Real Cat and DJs Andy Con Erick 

click to enlarge Real Cat
  • Real Cat

The bulletproof Latin style of reggaetón took one beat and exploded across continents, pop music charts and genres of American music in this decade's unrivaled mercurial run. Its core, though, remains a style belonging to Latino youth. Still, the transcontinental sound even has local practitioners, like Real Cat and DJs Andy Con Erick, who make their ArtsCenter debut Friday.

The Dem Bow beat--the spine of all reggaetón--traveled into hits stateside, but the Triangle hasn't had its own stable of artists working in reggaetón; despite the strong Latino community, it helps to come to this music from close to its roots: Jamaican dancehall and bomba.

Ricardo "Real Cat" Welsh knows about these ties; he grew up in Panama City, widely credited as an early incubator for reggaetón while Jamaican workers were building the Panama Canal. He grew up in a military family and moved around a lot.

After a few hops within the States, he ended up in Durham seven years ago. Welsh, 32, goes back to Panama often, and, because of his background in music, he always has chances to perform. But here he is still trying to punch through as an artist. After long days working as a mechanic for a waste management company, he works on his real dream of getting a record deal. "Everybody likes my style, it seems," he says of support he's received at a handful of area shows. He continues to work on his debut record, appropriately titled Keepin' It Real, with a producer who works to Welsh's lyrics.

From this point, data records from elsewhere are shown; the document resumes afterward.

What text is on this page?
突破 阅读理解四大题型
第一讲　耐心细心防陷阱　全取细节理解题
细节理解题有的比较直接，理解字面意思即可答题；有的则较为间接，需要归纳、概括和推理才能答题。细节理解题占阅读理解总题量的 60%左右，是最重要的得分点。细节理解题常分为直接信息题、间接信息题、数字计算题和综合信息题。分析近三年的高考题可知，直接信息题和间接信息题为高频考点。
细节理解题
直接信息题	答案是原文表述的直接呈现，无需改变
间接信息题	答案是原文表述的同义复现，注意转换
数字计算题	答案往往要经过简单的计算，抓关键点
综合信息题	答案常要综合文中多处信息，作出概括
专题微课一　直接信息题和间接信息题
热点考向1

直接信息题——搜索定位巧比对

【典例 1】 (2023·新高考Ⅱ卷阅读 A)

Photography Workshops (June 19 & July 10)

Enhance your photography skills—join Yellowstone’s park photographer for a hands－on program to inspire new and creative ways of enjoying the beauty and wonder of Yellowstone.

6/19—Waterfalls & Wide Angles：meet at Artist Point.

Real Cat took his name from two of reggaetón's heavyweights: Jamaican star Super Cat and American hip-hop crossover star Sean Paul. "My voice is similar to Super Cat, and I got a real influence from both of them," Welsh explains. Like much of reggaetón, his lyrics tend toward relationships, love and having a good time.

But DJs Andy Con Erick--Erick "Daddy Nice" Bryan and Andy Torre--come to reggaetón from a different vantage point, but one with similarly strong bonds. They grew up in Honduras: "100% catracho" proclaims Erick's MySpace site. They now live in Durham. Welsh is a veteran compared to them; Andy is 21, Erick 17. But they all want one thing thing: to make a go of it with their music here.

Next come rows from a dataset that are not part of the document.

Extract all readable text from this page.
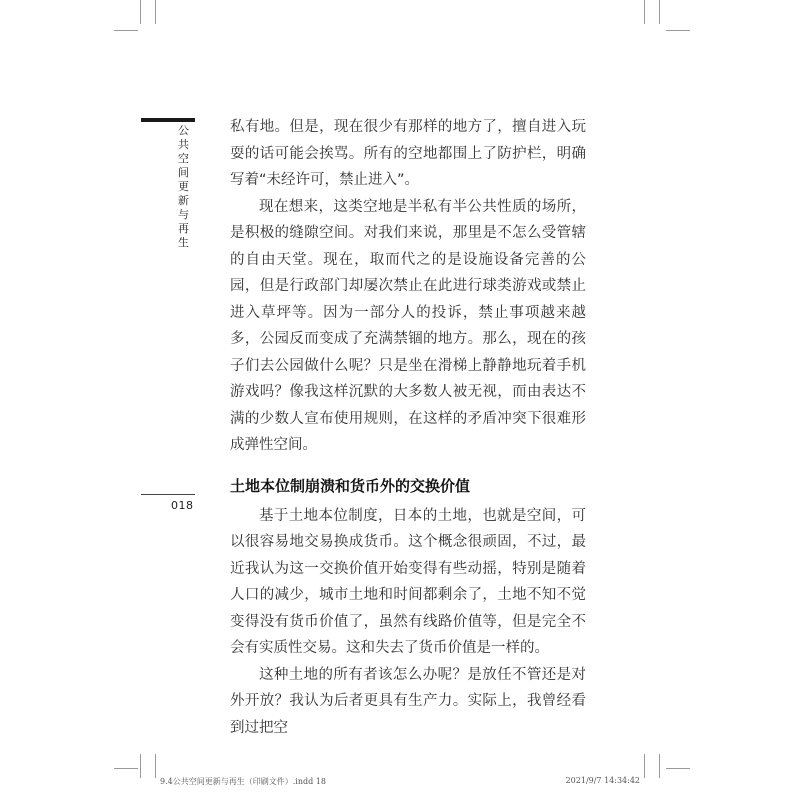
公共空间更新与再生
018

私有地。但是，现在很少有那样的地方了，擅自进入玩耍的话可能会挨骂。所有的空地都围上了防护栏，明确写着“未经许可，禁止进入”。

现在想来，这类空地是半私有半公共性质的场所，是积极的缝隙空间。对我们来说，那里是不怎么受管辖的自由天堂。现在，取而代之的是设施设备完善的公园，但是行政部门却屡次禁止在此进行球类游戏或禁止进入草坪等。因为一部分人的投诉，禁止事项越来越多，公园反而变成了充满禁锢的地方。那么，现在的孩子们去公园做什么呢？只是坐在滑梯上静静地玩着手机游戏吗？像我这样沉默的大多数人被无视，而由表达不满的少数人宣布使用规则，在这样的矛盾冲突下很难形成弹性空间。

土地本位制崩溃和货币外的交换价值

基于土地本位制度，日本的土地，也就是空间，可以很容易地交易换成货币。这个概念很顽固，不过，最近我认为这一交换价值开始变得有些动摇，特别是随着人口的减少，城市土地和时间都剩余了，土地不知不觉变得没有货币价值了，虽然有线路价值等，但是完全不会有实质性交易。这和失去了货币价值是一样的。

这种土地的所有者该怎么办呢？是放任不管还是对外开放？我认为后者更具有生产力。实际上，我曾经看到过把空

9.4公共空间更新与再生（印刷文件）.indd 18	2021/9/7 14:34:42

"My wife understands this is my passion," says Welsh of balancing family with his musical pursuits. Even as he's played a few shows in the area, he works his day job to get by. "I believe I've got talent and deserve to be recognized, you know? That's why I work so hard." While he hasn't found a sturdy inroad into the Latino music community here yet, he played the Fiesta Latina in Durham recently and plans on striving for more opportunities to connect. Every performance counts when trying to break through to a new crowd, so when he plays The ArtsCenter's open dance floor, he says, "I'm going to try to bring all I have."

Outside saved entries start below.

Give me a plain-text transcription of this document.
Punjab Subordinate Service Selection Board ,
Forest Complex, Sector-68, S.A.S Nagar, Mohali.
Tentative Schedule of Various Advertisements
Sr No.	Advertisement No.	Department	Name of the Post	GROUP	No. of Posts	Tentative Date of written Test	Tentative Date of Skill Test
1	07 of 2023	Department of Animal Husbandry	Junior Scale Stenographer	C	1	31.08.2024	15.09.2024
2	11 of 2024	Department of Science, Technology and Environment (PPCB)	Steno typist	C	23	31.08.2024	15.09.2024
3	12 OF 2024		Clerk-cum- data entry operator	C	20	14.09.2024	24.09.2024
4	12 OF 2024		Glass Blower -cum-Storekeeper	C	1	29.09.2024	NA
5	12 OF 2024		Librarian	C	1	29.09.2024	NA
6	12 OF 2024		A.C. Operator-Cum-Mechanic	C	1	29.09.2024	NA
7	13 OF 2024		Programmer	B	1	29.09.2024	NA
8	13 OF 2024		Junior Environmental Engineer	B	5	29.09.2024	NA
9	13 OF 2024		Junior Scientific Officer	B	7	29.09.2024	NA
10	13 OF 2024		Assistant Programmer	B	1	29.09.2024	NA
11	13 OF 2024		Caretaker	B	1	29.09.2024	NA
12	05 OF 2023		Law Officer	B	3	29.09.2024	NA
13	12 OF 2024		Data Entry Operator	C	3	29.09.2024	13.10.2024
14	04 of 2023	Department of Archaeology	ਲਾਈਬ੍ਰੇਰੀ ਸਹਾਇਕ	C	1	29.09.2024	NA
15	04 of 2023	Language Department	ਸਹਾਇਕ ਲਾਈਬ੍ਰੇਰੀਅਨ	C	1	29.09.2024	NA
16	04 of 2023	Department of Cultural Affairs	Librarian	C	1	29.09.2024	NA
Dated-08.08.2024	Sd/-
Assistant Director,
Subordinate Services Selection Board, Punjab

How reggaetón inflamed hip hop and became the soundtrack for a generation of Latino-Americans is still mysterious enough, but original artists continue to crop up in American cities. It's starting in the Triangle, and Real Cat says he hopes to lead the charge: "One of my wishes is to be the first successful reggaetón artist from this area."

Real Cat and DJs Andy Con Erick play the ArtsCenter Friday, Sept. 15. The show starts at 10:30 p.m. and costs $12.